The Canadian province’s Department of Community Services is tightening the rules for its special needs funding, reports CBC News. Community Services spends more than $45 million in special needs funding each year.
Until the new decision, some people on welfare had been able to get the department to pay for medical marijuana, because the rules were vague about what, exactly, qualified as a special need.
Between 20 and 25 people who already received such support — including, in addition to marijuana, things like gym memberships and massage therapy — will continue to get it, according to CBC.

But the new, clearer language means others asking for the same help will be turned down, according to Dan Troke, who runs the program.

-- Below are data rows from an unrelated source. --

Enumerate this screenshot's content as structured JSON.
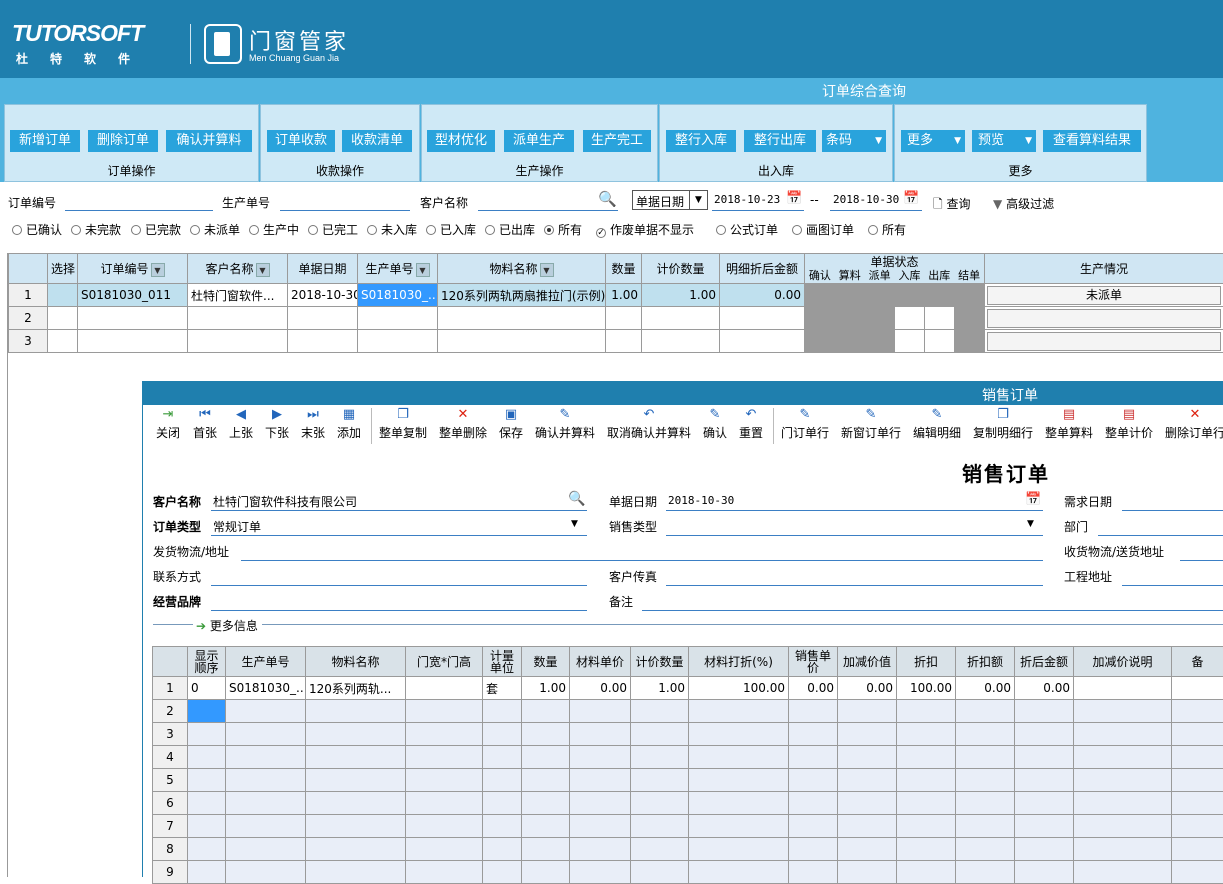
{
  "header": {
    "logo_text": "TUTORSOFT",
    "logo_sub": "杜特软件",
    "product_cn": "门窗管家",
    "product_en": "Men Chuang Guan Jia"
  },
  "panel_title": "订单综合查询",
  "ribbon": {
    "groups": [
      {
        "label": "订单操作",
        "buttons": [
          "新增订单",
          "删除订单",
          "确认并算料"
        ]
      },
      {
        "label": "收款操作",
        "buttons": [
          "订单收款",
          "收款清单"
        ]
      },
      {
        "label": "生产操作",
        "buttons": [
          "型材优化",
          "派单生产",
          "生产完工"
        ]
      },
      {
        "label": "出入库",
        "buttons": [
          "整行入库",
          "整行出库",
          "条码"
        ]
      },
      {
        "label": "更多",
        "buttons": [
          "更多",
          "预览",
          "查看算料结果"
        ]
      }
    ]
  },
  "filters": {
    "order_no_label": "订单编号",
    "production_no_label": "生产单号",
    "customer_label": "客户名称",
    "date_type": "单据日期",
    "date_from": "2018-10-23",
    "date_sep": "--",
    "date_to": "2018-10-30",
    "query_label": "查询",
    "advanced_label": "高级过滤"
  },
  "status_radios": [
    "已确认",
    "未完款",
    "已完款",
    "未派单",
    "生产中",
    "已完工",
    "未入库",
    "已入库",
    "已出库",
    "所有"
  ],
  "status_selected": "所有",
  "hide_void_label": "作废单据不显示",
  "hide_void_checked": true,
  "type_radios": [
    "公式订单",
    "画图订单",
    "所有"
  ],
  "grid1": {
    "headers": [
      "选择",
      "订单编号",
      "客户名称",
      "单据日期",
      "生产单号",
      "物料名称",
      "数量",
      "计价数量",
      "明细折后金额",
      "单据状态",
      "生产情况"
    ],
    "status_sub": [
      "确认",
      "算料",
      "派单",
      "入库",
      "出库",
      "结单"
    ],
    "rows": [
      {
        "n": "1",
        "order_no": "S0181030_011",
        "customer": "杜特门窗软件...",
        "date": "2018-10-30",
        "prod_no": "S0181030_...",
        "material": "120系列两轨两扇推拉门(示例)",
        "qty": "1.00",
        "price_qty": "1.00",
        "amount": "0.00",
        "production": "未派单"
      },
      {
        "n": "2"
      },
      {
        "n": "3"
      }
    ]
  },
  "sales_order": {
    "window_title": "销售订单",
    "toolbar": [
      "关闭",
      "首张",
      "上张",
      "下张",
      "末张",
      "添加",
      "整单复制",
      "整单删除",
      "保存",
      "确认并算料",
      "取消确认并算料",
      "确认",
      "重置",
      "门订单行",
      "新窗订单行",
      "编辑明细",
      "复制明细行",
      "整单算料",
      "整单计价",
      "删除订单行"
    ],
    "title": "销售订单",
    "customer_label": "客户名称",
    "customer": "杜特门窗软件科技有限公司",
    "doc_date_label": "单据日期",
    "doc_date": "2018-10-30",
    "need_date_label": "需求日期",
    "order_type_label": "订单类型",
    "order_type": "常规订单",
    "sales_type_label": "销售类型",
    "dept_label": "部门",
    "ship_label": "发货物流/地址",
    "receive_label": "收货物流/送货地址",
    "contact_label": "联系方式",
    "fax_label": "客户传真",
    "project_label": "工程地址",
    "brand_label": "经营品牌",
    "remark_label": "备注",
    "more_label": "更多信息"
  },
  "grid2": {
    "headers": [
      "显示\n顺序",
      "生产单号",
      "物料名称",
      "门宽*门高",
      "计量\n单位",
      "数量",
      "材料单价",
      "计价数量",
      "材料打折(%)",
      "销售单\n价",
      "加减价值",
      "折扣",
      "折扣额",
      "折后金额",
      "加减价说明",
      "备"
    ],
    "rows": [
      {
        "n": "1",
        "order": "0",
        "prod_no": "S0181030_...",
        "material": "120系列两轨...",
        "size": "",
        "unit": "套",
        "qty": "1.00",
        "mat_price": "0.00",
        "price_qty": "1.00",
        "discount_pct": "100.00",
        "unit_price": "0.00",
        "adj": "0.00",
        "discount": "100.00",
        "discount_amt": "0.00",
        "after": "0.00"
      },
      {
        "n": "2"
      },
      {
        "n": "3"
      },
      {
        "n": "4"
      },
      {
        "n": "5"
      },
      {
        "n": "6"
      },
      {
        "n": "7"
      },
      {
        "n": "8"
      },
      {
        "n": "9"
      }
    ]
  },
  "colors": {
    "brand": "#1f7fae",
    "ribbon": "#4fb3df",
    "button": "#29a3dc"
  }
}
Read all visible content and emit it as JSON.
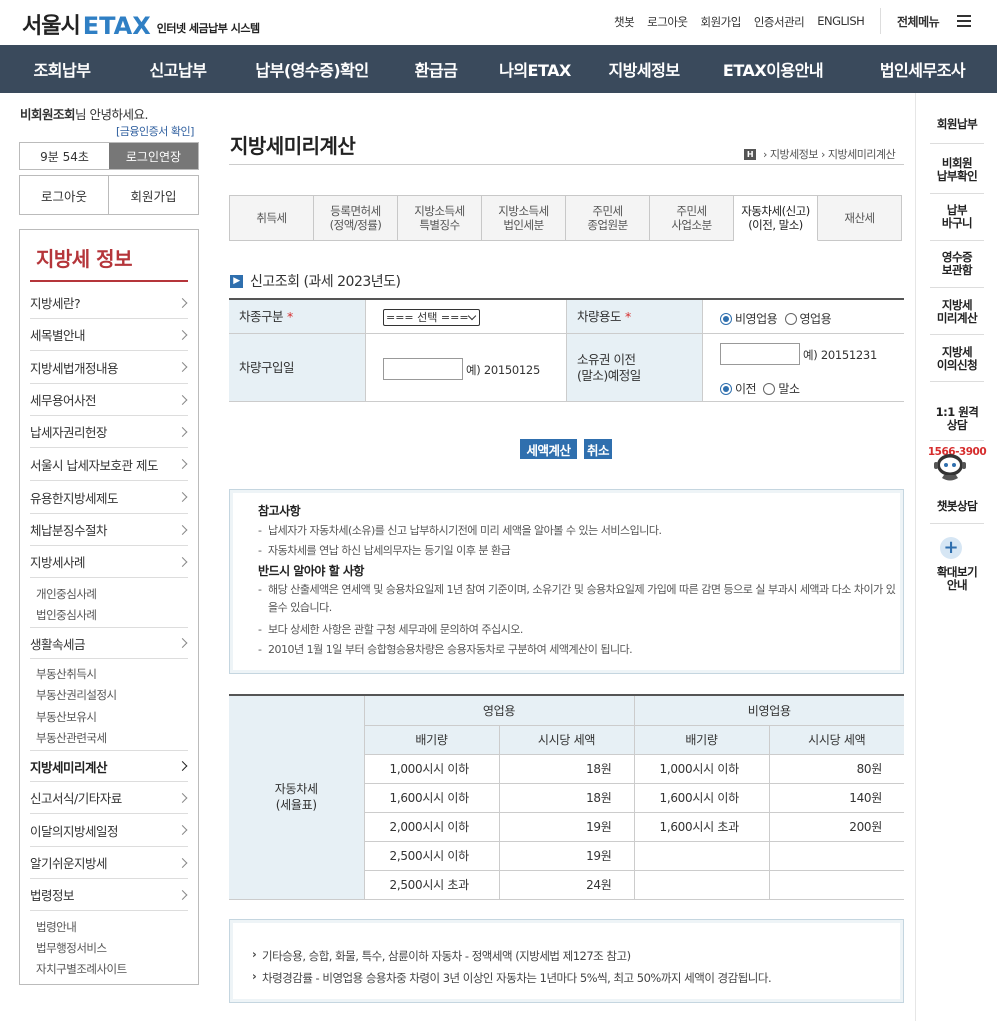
{
  "header": {
    "logo_city": "서울시",
    "logo_etax": "ETAX",
    "logo_sub": "인터넷 세금납부 시스템",
    "links": [
      "챗봇",
      "로그아웃",
      "회원가입",
      "인증서관리",
      "ENGLISH"
    ],
    "all_menu": "전체메뉴"
  },
  "gnb": [
    "조회납부",
    "신고납부",
    "납부(영수증)확인",
    "환급금",
    "나의ETAX",
    "지방세정보",
    "ETAX이용안내",
    "법인세무조사"
  ],
  "sidebar": {
    "greeting_name": "비회원조회",
    "greeting_suffix": "님 안녕하세요.",
    "cert_link": "[금융인증서 확인]",
    "timer": "9분 54초",
    "extend": "로그인연장",
    "logout": "로그아웃",
    "join": "회원가입",
    "title": "지방세 정보",
    "items": [
      {
        "label": "지방세란?"
      },
      {
        "label": "세목별안내"
      },
      {
        "label": "지방세법개정내용"
      },
      {
        "label": "세무용어사전"
      },
      {
        "label": "납세자권리헌장"
      },
      {
        "label": "서울시 납세자보호관 제도"
      },
      {
        "label": "유용한지방세제도"
      },
      {
        "label": "체납분징수절차"
      },
      {
        "label": "지방세사례"
      },
      {
        "label": "생활속세금"
      },
      {
        "label": "지방세미리계산"
      },
      {
        "label": "신고서식/기타자료"
      },
      {
        "label": "이달의지방세일정"
      },
      {
        "label": "알기쉬운지방세"
      },
      {
        "label": "법령정보"
      }
    ],
    "sub_cases": [
      "개인중심사례",
      "법인중심사례"
    ],
    "sub_life": [
      "부동산취득시",
      "부동산권리설정시",
      "부동산보유시",
      "부동산관련국세"
    ],
    "sub_law": [
      "법령안내",
      "법무행정서비스",
      "자치구별조례사이트"
    ]
  },
  "quick": {
    "items": [
      "회원납부",
      "비회원\n납부확인",
      "납부\n바구니",
      "영수증\n보관함",
      "지방세\n미리계산",
      "지방세\n이의신청"
    ],
    "consult": "1:1 원격\n상담",
    "phone": "1566-3900",
    "chatbot": "챗봇상담",
    "zoom": "확대보기\n안내"
  },
  "main": {
    "title": "지방세미리계산",
    "breadcrumb_home": "H",
    "breadcrumb": [
      "지방세정보",
      "지방세미리계산"
    ],
    "tabs": [
      "취득세",
      "등록면허세\n(정액/정률)",
      "지방소득세\n특별징수",
      "지방소득세\n법인세분",
      "주민세\n종업원분",
      "주민세\n사업소분",
      "자동차세(신고)\n(이전, 말소)",
      "재산세"
    ],
    "section": "신고조회 (과세 2023년도)",
    "form": {
      "car_type_label": "차종구분",
      "car_type_value": "=== 선택 ===",
      "use_label": "차량용도",
      "use_options": [
        "비영업용",
        "영업용"
      ],
      "purchase_label": "차량구입일",
      "purchase_example": "예) 20150125",
      "transfer_label": "소유권 이전\n(말소)예정일",
      "transfer_example": "예) 20151231",
      "transfer_options": [
        "이전",
        "말소"
      ],
      "required_mark": "*"
    },
    "buttons": {
      "calc": "세액계산",
      "cancel": "취소"
    },
    "notice": {
      "h1": "참고사항",
      "items1": [
        "납세자가 자동차세(소유)를 신고 납부하시기전에 미리 세액을 알아볼 수 있는 서비스입니다.",
        "자동차세를 연납 하신 납세의무자는 등기일 이후 분 환급"
      ],
      "h2": "반드시 알아야 할 사항",
      "items2": [
        "해당 산출세액은 연세액 및 승용차요일제 1년 참여 기준이며, 소유기간 및 승용차요일제 가입에 따른 감면 등으로 실 부과시 세액과 다소 차이가 있을수 있습니다.",
        "보다 상세한 사항은 관할 구청 세무과에 문의하여 주십시오.",
        "2010년 1월 1일 부터 승합형승용차량은 승용자동차로 구분하여 세액계산이 됩니다."
      ]
    },
    "rate_table": {
      "row_header": "자동차세\n(세율표)",
      "business": "영업용",
      "non_business": "비영업용",
      "col_cc": "배기량",
      "col_tax": "시시당 세액",
      "business_rows": [
        {
          "cc": "1,000시시 이하",
          "tax": "18원"
        },
        {
          "cc": "1,600시시 이하",
          "tax": "18원"
        },
        {
          "cc": "2,000시시 이하",
          "tax": "19원"
        },
        {
          "cc": "2,500시시 이하",
          "tax": "19원"
        },
        {
          "cc": "2,500시시 초과",
          "tax": "24원"
        }
      ],
      "non_business_rows": [
        {
          "cc": "1,000시시 이하",
          "tax": "80원"
        },
        {
          "cc": "1,600시시 이하",
          "tax": "140원"
        },
        {
          "cc": "1,600시시 초과",
          "tax": "200원"
        },
        {
          "cc": "",
          "tax": ""
        },
        {
          "cc": "",
          "tax": ""
        }
      ]
    },
    "footnotes": [
      "기타승용, 승합, 화물, 특수, 삼륜이하 자동차 - 정액세액 (지방세법 제127조 참고)",
      "차령경감률 - 비영업용 승용차중 차령이 3년 이상인 자동차는 1년마다 5%씩, 최고 50%까지 세액이 경감됩니다."
    ]
  }
}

“Clearly going forward the position as it was intended to be all along would be any item that is not on the Nova Scotia drug formulary would not be an item that would be covered under special need,” Troke said.
Last year, a woman on income assistance won her court battle forcing the department to buy her medical marijuana. Sally Campbell suffers from a number of ailments and has a Health Canada certificate giving her federal permission to use marijuana to alleviate pain and nausea.
The department had initially denied Campbell’s request that it designate her marijuana as a special need and increase her monthly allowance to cover the cost of it, reports Sherri Borden Colley at the Halifax Chronicle-Herald.
Campbell appealed that decision to a one-person board, which also denied her request. She then went before a Supreme Court judge and won.
In another case earlier this year, an appeal board ordered the department to cover the costs of marijuana-growing equipment for another woman’s medical needs. The woman and her husband have licenses from Health Canada to grow up to 25 plants, but said they could only afford to grow six.
The appeals board ruled the department should help the woman pay for growing equipment rather than buying her marijuana.
“From a perspective of outside the true intent of the special need, these would be the items that we would see as not meeting the true intent,” Troke said.
Under the new rules, which took effect Monday, Community Services will only cover medical items and services covered by the provincial Pharmacare program. The department said this is how other Canadian provinces handle medical marijuana requests.